In this new Alabama Public Television original film, “Jeremiah,” premiering Tuesday, Nov. 10 at 7 p.m. on APT, family, friends and fellow POWs help tell the story of this American hero who led the way for prisoners in Hanoi and returned from Vietnam to become a U.S. senator from Alabama. Six of Denton’s children are interviewed: Jeremiah III, James, Don, Mike, Mary and Madeleine. Other interviewees include Senate staffer Joel Lisker, who worked for Denton; Alvin Townley, author of “Defiant”; and Heath Hardige Lee, who is writing a history of the POW wives and the POW/MIA movement.
Along with Denton, the three veterans interviewed in the film – Robert Shumaker, James Mulligan and George Coker – were part of the Alcatraz Eleven, a group of hardline resistors that the Vietnamese removed from the Hanoi Hilton and sent to a worse prison that the POWs named Alcatraz.

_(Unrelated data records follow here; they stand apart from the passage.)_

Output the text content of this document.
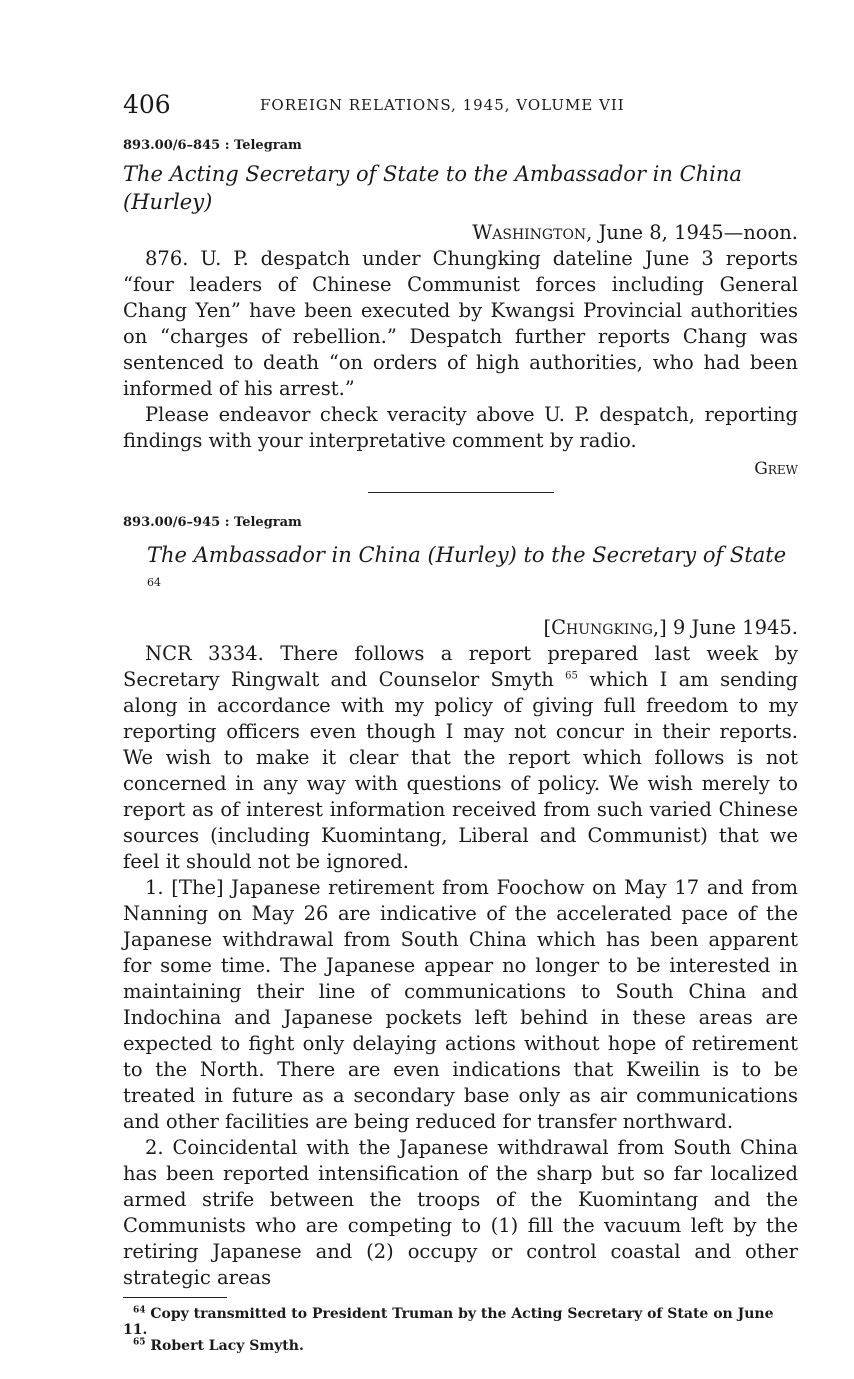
406	FOREIGN RELATIONS, 1945, VOLUME VII
893.00/6–845 : Telegram
The Acting Secretary of State to the Ambassador in China (Hurley)
Washington, June 8, 1945—noon.

876. U. P. despatch under Chungking dateline June 3 reports “four leaders of Chinese Communist forces including General Chang Yen” have been executed by Kwangsi Provincial authorities on “charges of rebellion.” Despatch further reports Chang was sentenced to death “on orders of high authorities, who had been informed of his arrest.”

Please endeavor check veracity above U. P. despatch, reporting findings with your interpretative comment by radio.

Grew
893.00/6–945 : Telegram
The Ambassador in China (Hurley) to the Secretary of State $^{64}$
[Chungking,] 9 June 1945.

NCR 3334. There follows a report prepared last week by Secretary Ringwalt and Counselor Smyth $^{65}$ which I am sending along in accordance with my policy of giving full freedom to my reporting officers even though I may not concur in their reports. We wish to make it clear that the report which follows is not concerned in any way with questions of policy. We wish merely to report as of interest information received from such varied Chinese sources (including Kuomintang, Liberal and Communist) that we feel it should not be ignored.

1. [The] Japanese retirement from Foochow on May 17 and from Nanning on May 26 are indicative of the accelerated pace of the Japanese withdrawal from South China which has been apparent for some time. The Japanese appear no longer to be interested in maintaining their line of communications to South China and Indochina and Japanese pockets left behind in these areas are expected to fight only delaying actions without hope of retirement to the North. There are even indications that Kweilin is to be treated in future as a secondary base only as air communications and other facilities are being reduced for transfer northward.

2. Coincidental with the Japanese withdrawal from South China has been reported intensification of the sharp but so far localized armed strife between the troops of the Kuomintang and the Communists who are competing to (1) fill the vacuum left by the retiring Japanese and (2) occupy or control coastal and other strategic areas

$^{64}$ Copy transmitted to President Truman by the Acting Secretary of State on June 11.
$^{65}$ Robert Lacy Smyth.
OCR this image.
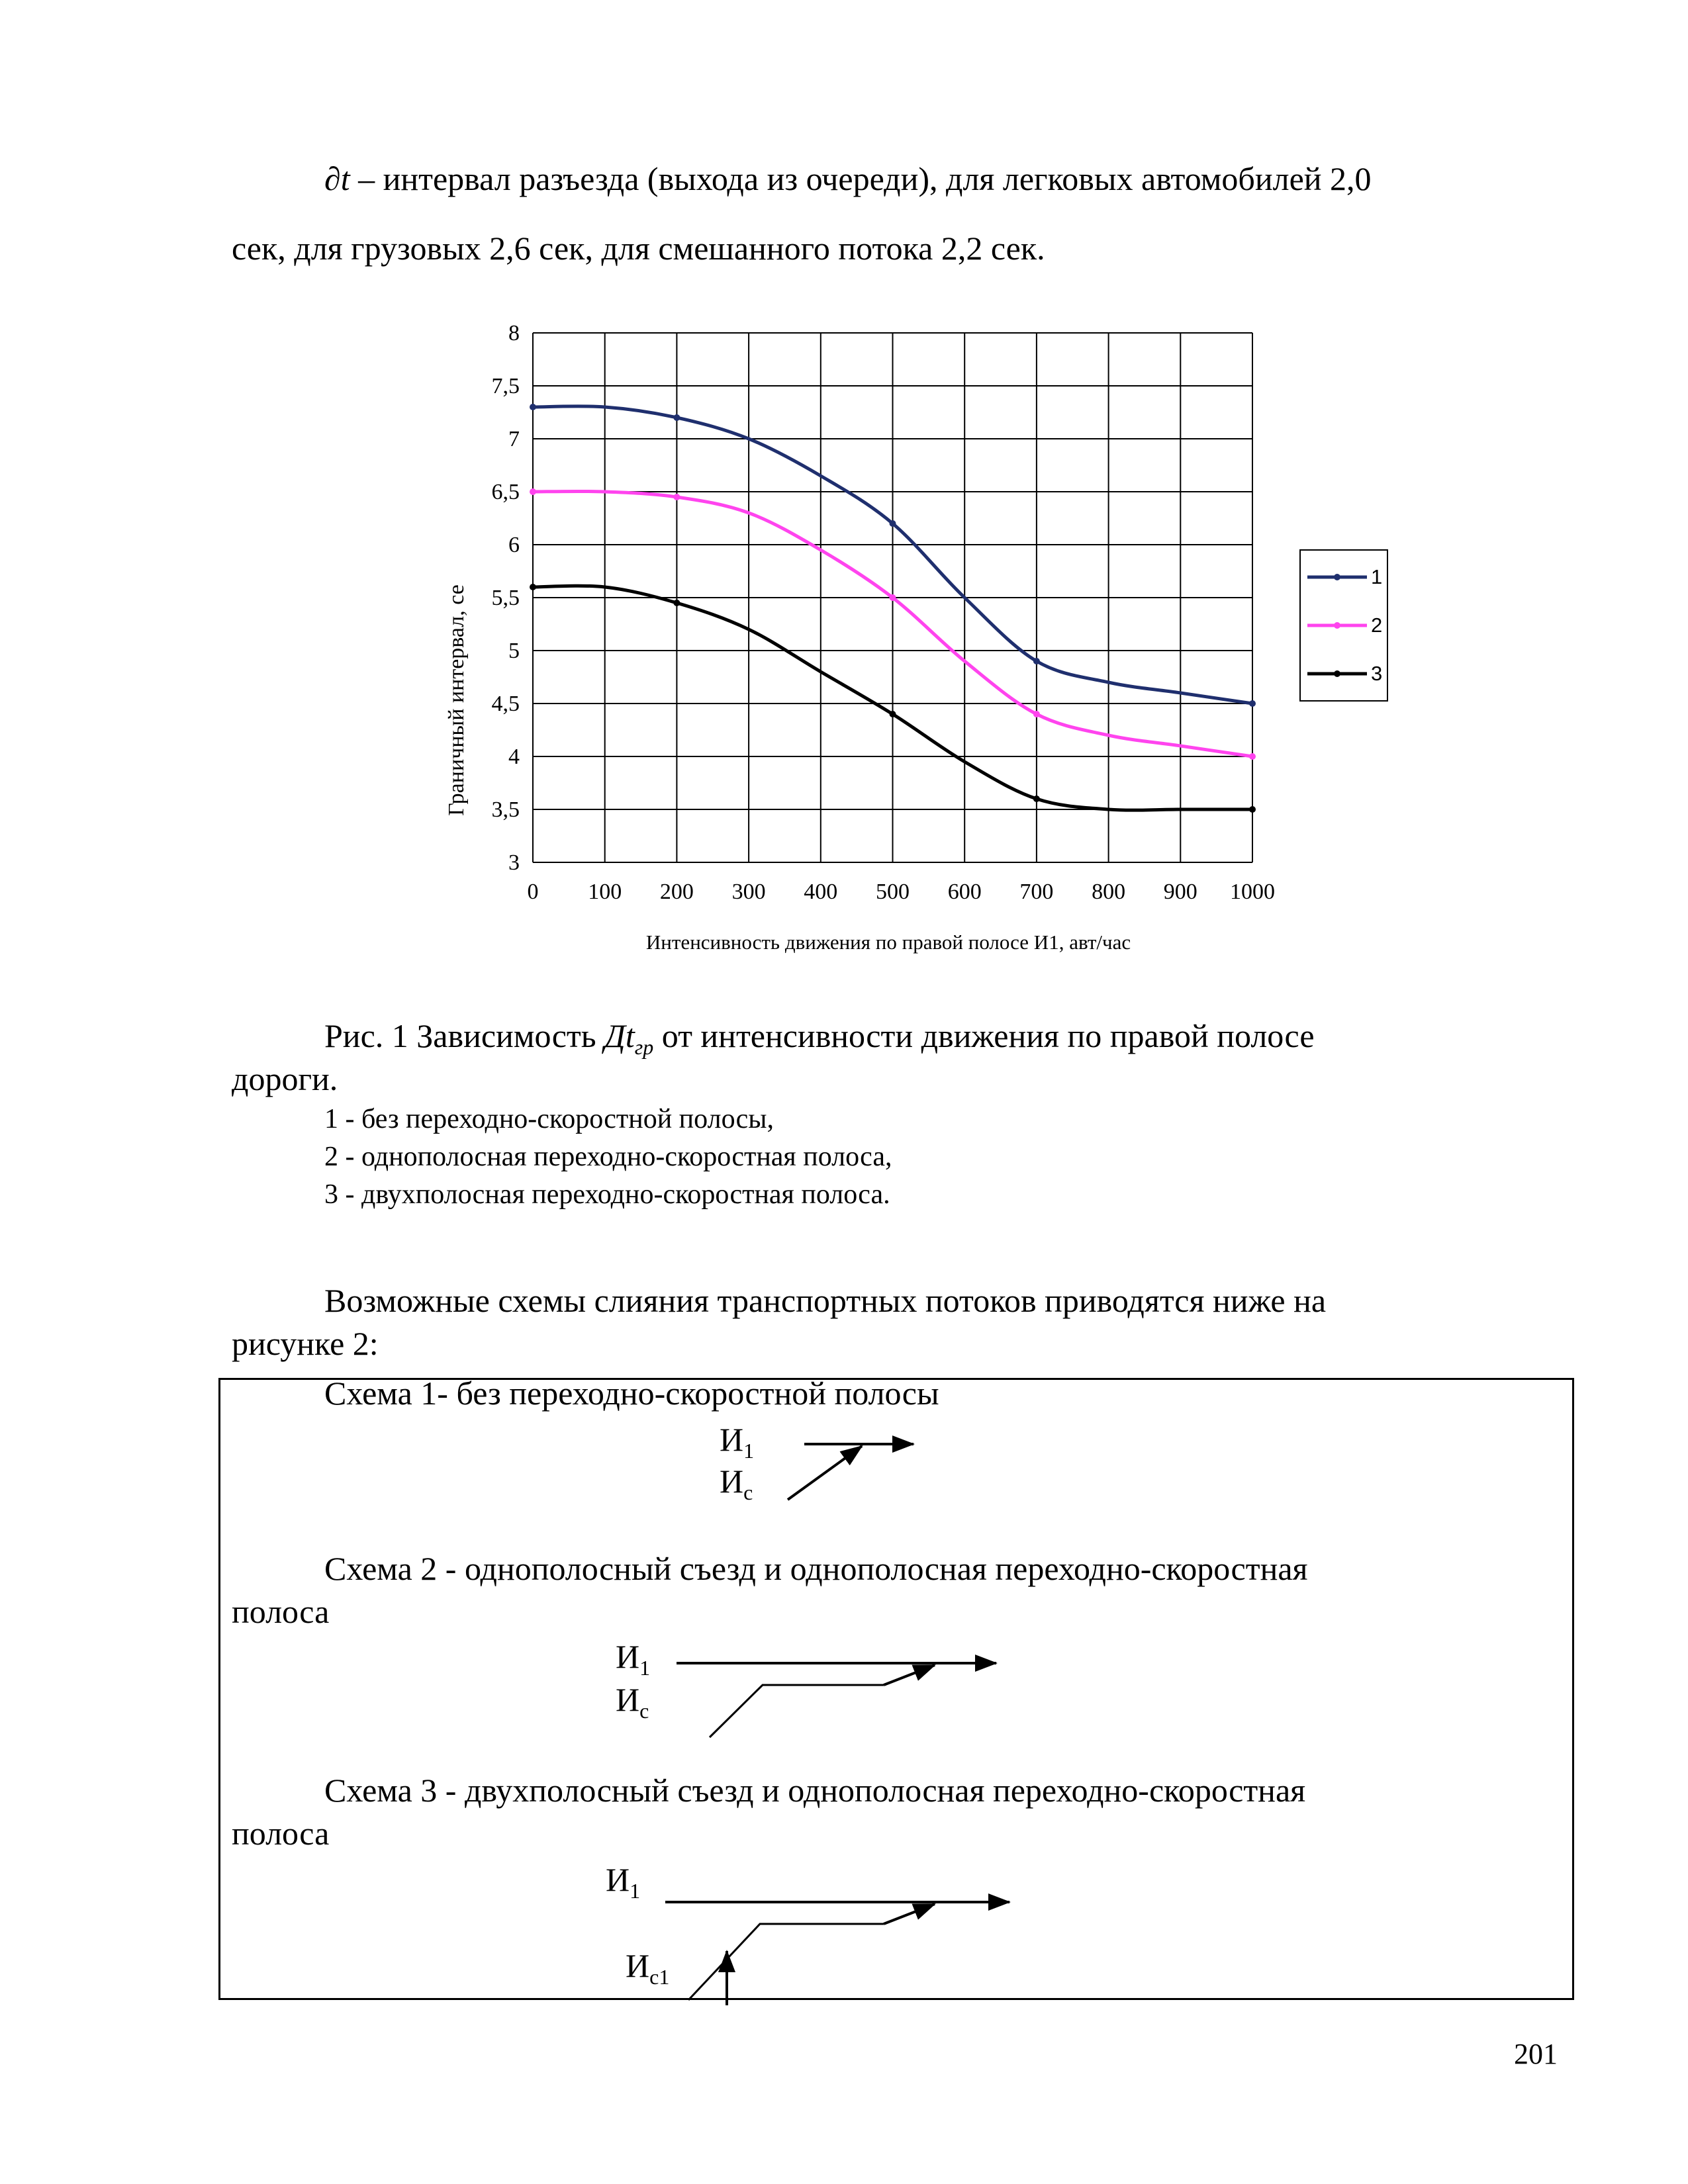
∂t – интервал разъезда (выхода из очереди), для легковых автомобилей 2,0
сек, для грузовых 2,6 сек, для смешанного потока 2,2 сек.
0 100 200 300 400 500 600 700 800 900 1000
3
3,5
4
4,5
5
5,5
6
6,5
7
7,5
8
Интенсивность движения по правой полосе И1, авт/час
Граничный интервал, се
1
2
3
Рис. 1 Зависимость $Дt_{гр}$ от интенсивности движения по правой полосе
дороги.
1 - без переходно-скоростной полосы,
2 - однополосная переходно-скоростная полоса,
3 - двухполосная переходно-скоростная полоса.
Возможные схемы слияния транспортных потоков приводятся ниже на
рисунке 2:
Схема 1- без переходно-скоростной полосы
$И_1$
$И_с$
Схема 2 - однополосный съезд и однополосная переходно-скоростная
полоса
$И_1$
$И_с$
Схема 3 - двухполосный съезд и однополосная переходно-скоростная
полоса
$И_1$
$И_{с1}$
201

There they spent 2 1/2 years in solitary confinement in cells that were 3 1/2 feet wide and 9 feet tall with solid walls and a solid door.
To help viewers picture the conditions Denton and fellow prisoners were living in, “Jeremiah” producer Mark Fastoso asked skilled theater designer Paige Hathaway to create miniatures of the hallways and cells of the North Vietnamese prisons. Director of photography Dennis Boni used his skills to make them look like the real thing.
“Jeremiah” also tells the story of what was happening back home to Denton’s wife, Jane, and their seven children, who wondered if he would ever return as they faced the turbulent social changes of the 1960s. Jane Denton managed to overcome grief over her husband’s imprisonment by becoming an activist and helping start the POW/MIA movement, which was partially responsible for the Vietnamese ending their program of torture.
“Jeremiah” explores the power of faith in unbelievable circumstances, and the qualities of leadership Jeremiah Denton brought to the difficult task of guiding fellow POWs to survive years of imprisonment and torture. In the end, it leaves no doubt that he was “the hero among heroes.”